Cassa Pancho's Ballet Black presents a captivating double bill of original work, combining poetry, history, and stunning choreography, inviting you to explore the timeless question of belonging in the midst of tumultuous times.

Now in their 21st year, Cassa Pancho’s Ballet Black presented award-winning choreographers, Will Tuckett and Mthuthuzeli November in a double bill of new and original work in Ballet Black: Pioneers at The Lowry.

Will Tuckett’s Then Or Now, created in 2020, blends classical ballet, music and the poetry of Adrienne Rich to ask the question: in times like these, where do we each belong?

Ballet Black: Pioneers

The first half of the show was called Then and Now.

It was choreographed by William Tuckett.

During the first half, each dancer got to recite a poem by Adrienne Rich.

It followed a range of events during World War Two and explored their impact on people and society through the eyes of individuals.

There were only chairs as props as the dancers sat down before they joined the performance.
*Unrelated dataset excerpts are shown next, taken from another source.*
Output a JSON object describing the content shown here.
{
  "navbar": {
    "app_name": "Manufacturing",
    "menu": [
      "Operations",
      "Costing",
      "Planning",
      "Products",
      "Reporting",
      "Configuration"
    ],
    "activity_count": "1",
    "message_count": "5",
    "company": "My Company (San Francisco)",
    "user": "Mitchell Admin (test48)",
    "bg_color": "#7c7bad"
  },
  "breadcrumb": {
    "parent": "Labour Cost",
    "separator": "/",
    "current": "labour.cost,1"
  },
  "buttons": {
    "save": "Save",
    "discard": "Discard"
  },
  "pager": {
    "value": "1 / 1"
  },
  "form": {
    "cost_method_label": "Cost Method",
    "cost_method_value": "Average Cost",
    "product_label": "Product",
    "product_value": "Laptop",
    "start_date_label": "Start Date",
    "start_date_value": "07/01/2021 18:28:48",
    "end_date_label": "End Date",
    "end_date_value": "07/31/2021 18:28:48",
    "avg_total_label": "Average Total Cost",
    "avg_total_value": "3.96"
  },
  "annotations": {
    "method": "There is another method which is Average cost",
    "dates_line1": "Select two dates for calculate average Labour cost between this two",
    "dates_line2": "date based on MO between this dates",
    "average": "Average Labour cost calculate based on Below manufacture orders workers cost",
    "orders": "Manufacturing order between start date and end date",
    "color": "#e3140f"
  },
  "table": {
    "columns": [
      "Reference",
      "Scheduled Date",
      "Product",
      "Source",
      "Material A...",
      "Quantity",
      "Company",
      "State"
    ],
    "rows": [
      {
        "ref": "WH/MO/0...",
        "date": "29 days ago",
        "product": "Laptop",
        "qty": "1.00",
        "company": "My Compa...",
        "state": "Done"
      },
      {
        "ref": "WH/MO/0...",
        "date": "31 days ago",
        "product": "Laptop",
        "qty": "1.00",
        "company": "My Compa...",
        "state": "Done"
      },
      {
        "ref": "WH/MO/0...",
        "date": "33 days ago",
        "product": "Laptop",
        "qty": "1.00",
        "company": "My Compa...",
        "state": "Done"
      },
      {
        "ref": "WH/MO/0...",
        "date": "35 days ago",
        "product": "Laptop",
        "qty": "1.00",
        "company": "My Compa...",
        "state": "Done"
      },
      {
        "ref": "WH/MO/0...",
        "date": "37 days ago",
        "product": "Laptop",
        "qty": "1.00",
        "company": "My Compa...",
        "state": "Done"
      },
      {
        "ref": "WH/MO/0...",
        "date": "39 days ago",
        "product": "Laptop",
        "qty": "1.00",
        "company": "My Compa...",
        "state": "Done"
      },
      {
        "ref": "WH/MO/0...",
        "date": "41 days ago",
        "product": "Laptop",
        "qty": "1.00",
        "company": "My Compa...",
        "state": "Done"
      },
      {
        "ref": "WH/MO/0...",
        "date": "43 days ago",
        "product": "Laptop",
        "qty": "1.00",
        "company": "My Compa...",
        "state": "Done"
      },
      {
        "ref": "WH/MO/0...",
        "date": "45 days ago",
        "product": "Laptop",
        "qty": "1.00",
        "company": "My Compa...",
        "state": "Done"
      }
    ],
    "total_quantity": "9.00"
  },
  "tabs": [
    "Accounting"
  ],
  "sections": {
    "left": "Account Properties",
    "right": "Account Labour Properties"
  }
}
Despite heavy storytelling, the dance was light and elegant and held a purpose.

Themes and meaning throughout this section appeared hard to see or connect but even to the untrained eye the skill of the performers shone through.

Using poems for the first half of the dance gave the dance perspective.

They all moved along to the words rather than the music and I found it very fascinating.

It was something I hadn’t seen before and I found to like it very much.

Nina: By Whatever Means

The second dance was called “Nina: By Whatever Means”. It is choreographed by Mthuthuzeli November.

Nina is played by Isabela Coracy, who smashes it out of the park.

It follows the life of Nina Simone as she navigates through her life and career.

It starts with an appearance of Nina at a jazz festival and then we go back in time from the beginning where we see her go from Unice Waymon to Nina Simone.

Amazing Costume Changes

There were many costume changes for this one and they had more props.

This added to the performance as they were very much dancing.

The piano played a very prominent part in this section as Nina Simone was a jazz singer and pianist (Who played Nina Simone), encapsulating the energy of Nina Simone.

When we started getting to the end of the performance, she carried on giving plenty of energy and got the audience clapping along.

It felt like her performance was as if we were watching just her in her element.

Black Ballet: Pioneers is a different take on ballet and it brings words to life through movement and dance.

Black Ballet: Pioneers is on at The Lowry until Thursday the 2nd of November.